EROI DI MAMELI! Simone Deromedis oro, Federico Tomasoni argento: magistrale doppietta nello skicross!
CAMPIONE OLIMPICO. IL PIŪ FORTE DI TUTTI. Simone Deromedis. Memorabile, unico, epocale, antologico. Semplicemente non ce n’è stato per nessuno a Livigno, dove lo skicross dei Giochi di Milano Cortina 2026 ha parlato italiano, tingendosi di tricolore. Sotto una nevicata che si è fatta sempre più fitta con il passare dei minuti, su una pista dove la qualità dei materiali contava tantissimo considerando i fiocchi sempre più grossi che si appicciavano, su un tracciato molto tecnico e fisicamente esigente, il Bel Paese ha dettato legge con una doppietta da brividi: Deromedis primo, Federico Tomasoni secondo.
Il 25enne trentino è scattato a razzo dal cancelletto di partenza, si è mangiato le strutture iniziali, ha fatto valere la forza dei suoi muscoli e una potenza inaudita, ha superato l’ultimo ostacolo con una destrezza senza eguali e poi ha inscenato una sciata di notevole spessore in una finale a senso unico, dominando in solitaria per un minuto davanti a un folto pubblico che fiutava l’impresa già dal mattino. Fino a lunedì l’Italia non aveva mai conquistato una medaglia nello sci freestyle alle Olimpiadi, poi la storia è stata riscritta in casa: sei giorni fa il bronzo di Flora Tabanelli nel Big Air, oggi il primo oro arrivato per mano del Campione del Mondo 2023.
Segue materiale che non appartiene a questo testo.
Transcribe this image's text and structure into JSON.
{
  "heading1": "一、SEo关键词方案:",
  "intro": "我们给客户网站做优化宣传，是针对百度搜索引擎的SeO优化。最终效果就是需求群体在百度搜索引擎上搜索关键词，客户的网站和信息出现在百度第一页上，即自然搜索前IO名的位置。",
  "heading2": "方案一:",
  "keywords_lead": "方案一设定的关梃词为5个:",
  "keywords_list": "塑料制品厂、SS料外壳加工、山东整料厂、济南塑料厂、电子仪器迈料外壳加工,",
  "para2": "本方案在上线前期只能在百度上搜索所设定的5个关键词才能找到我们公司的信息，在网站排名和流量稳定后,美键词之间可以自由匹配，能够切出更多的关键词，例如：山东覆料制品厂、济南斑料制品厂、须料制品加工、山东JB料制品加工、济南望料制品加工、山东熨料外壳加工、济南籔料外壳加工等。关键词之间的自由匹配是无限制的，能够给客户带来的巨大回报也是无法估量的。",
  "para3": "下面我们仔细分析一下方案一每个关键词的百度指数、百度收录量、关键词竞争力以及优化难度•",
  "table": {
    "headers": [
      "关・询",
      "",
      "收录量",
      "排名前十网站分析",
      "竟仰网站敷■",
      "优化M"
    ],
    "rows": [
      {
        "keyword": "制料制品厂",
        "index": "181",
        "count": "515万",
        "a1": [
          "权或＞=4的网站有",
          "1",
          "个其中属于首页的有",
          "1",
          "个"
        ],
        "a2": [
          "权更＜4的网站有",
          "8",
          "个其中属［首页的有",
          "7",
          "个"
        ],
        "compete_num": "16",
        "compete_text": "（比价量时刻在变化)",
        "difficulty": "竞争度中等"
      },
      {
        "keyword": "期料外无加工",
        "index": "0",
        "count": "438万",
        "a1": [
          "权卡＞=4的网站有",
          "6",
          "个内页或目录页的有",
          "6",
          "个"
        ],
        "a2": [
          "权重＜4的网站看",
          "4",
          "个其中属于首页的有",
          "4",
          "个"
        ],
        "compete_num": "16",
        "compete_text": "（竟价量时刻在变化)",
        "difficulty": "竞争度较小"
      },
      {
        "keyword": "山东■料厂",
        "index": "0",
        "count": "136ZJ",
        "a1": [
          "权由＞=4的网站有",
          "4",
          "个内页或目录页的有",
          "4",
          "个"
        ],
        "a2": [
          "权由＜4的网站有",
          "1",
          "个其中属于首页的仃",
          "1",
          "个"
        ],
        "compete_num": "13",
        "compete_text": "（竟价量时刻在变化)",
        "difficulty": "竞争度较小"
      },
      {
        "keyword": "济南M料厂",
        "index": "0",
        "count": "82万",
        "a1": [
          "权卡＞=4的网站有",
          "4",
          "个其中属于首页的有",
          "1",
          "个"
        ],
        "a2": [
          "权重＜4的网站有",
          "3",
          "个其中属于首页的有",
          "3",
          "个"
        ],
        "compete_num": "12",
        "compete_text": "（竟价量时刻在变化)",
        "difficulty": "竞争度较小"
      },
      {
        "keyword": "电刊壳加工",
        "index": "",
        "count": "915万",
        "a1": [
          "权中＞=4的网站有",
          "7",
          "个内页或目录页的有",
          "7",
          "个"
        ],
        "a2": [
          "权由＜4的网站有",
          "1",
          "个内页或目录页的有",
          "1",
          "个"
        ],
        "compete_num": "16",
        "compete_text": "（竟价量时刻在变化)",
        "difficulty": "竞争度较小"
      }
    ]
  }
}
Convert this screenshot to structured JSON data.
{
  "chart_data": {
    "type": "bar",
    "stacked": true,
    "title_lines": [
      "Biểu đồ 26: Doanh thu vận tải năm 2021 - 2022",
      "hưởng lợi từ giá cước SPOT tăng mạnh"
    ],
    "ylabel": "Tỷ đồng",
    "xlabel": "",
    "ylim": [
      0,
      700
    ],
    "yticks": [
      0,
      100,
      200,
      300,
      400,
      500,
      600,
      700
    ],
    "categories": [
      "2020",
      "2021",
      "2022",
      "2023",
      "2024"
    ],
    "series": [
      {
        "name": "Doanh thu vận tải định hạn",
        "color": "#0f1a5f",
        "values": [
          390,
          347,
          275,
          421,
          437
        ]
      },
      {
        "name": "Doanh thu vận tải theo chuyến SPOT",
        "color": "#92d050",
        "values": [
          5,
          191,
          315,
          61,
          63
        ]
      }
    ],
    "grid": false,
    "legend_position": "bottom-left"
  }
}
Tre settimane fa aveva vinto l’ultima tappa della Coppa del Mondo prima della pausa del massimo circuito internazionale itinerante per lasciare spazio alla rassegna a cinque cerchi, imponendosi in maniera perentoria in Val di Fassa e facendo capire di essere in una forma fisica superlativa: c’erano stati alcuni passaggi a vuoto prima e dopo Natale, ma erano fisiologici perché Simone Deromedis aveva studiato oculatamente la tabella di lavoro necessaria per farsi trovare pronto quando contava davvero: missione compiuta per un talento che, oltre al titolo iridato, ha vinto anche sei prove di Coppa del Mondo.
La festa italiana è doppia per merito di Federico Tomasoni, che ha conquistato la medaglia d’argento battendo al photo-finish per mezzo dito lo svizzero Alex Fiva (veterano di 40 anni, già argento quattro anni fa a pechino). Il 28enne non era mai salito sul podio in Coppa del Mondo e il miglior risultato è un quinto posto conseguito sul tracciato sprint di Arosa nel 2023, ma oggi il bergamasco si è letteralmente superato, dopo essersi qualificato con il 17mo posto. Sul suo casco un sole, simbolo dell’associazione intitolata a Matilde Lorenzi, fidanzata scomparsa in un incidente sugli sci il 28 ottobre 2024.
Gli italiani avevano firmato un’autentica magia nel durissimo quarto di finale, lavorando di squadra e organizzando un piano tattico sublime per meritarsi un doppio passaggio del turno eliminando il canadese Reece Howden, leader di Coppa del Mondo e nettamente il migliore nel seeding round (aveva rifilato un secondo a tutti). Deromedis era scappato nelle prime battuto, dietro Tomasoni e Dominik Zuech mettevano il nordamericano a sandwich, costringendolo a salutare la gara in anticipo.
In semifinale gli azzurri avevano fatto il vuoto in avvio, lasciando letteralmente sul posto il francese Terence Tchiknavorian e il tedesco Florian Wilmsmann: i nostri portacolori hanno creato il buco dentro la durissima start section e hanno ipotecato il passaggio del turno, ma hanno poi dato vita a una serie di sorpassi e controsorpassi tra connazionali che ha fatto provare qualche brivido agli appassionati per un possibile contatto che avrebbe spezzato il sogno. L’Italia sale a quota 10 ori nel medagliere e ora si avvicina sensibilmente alla possibilità di chiudere al terzo posto!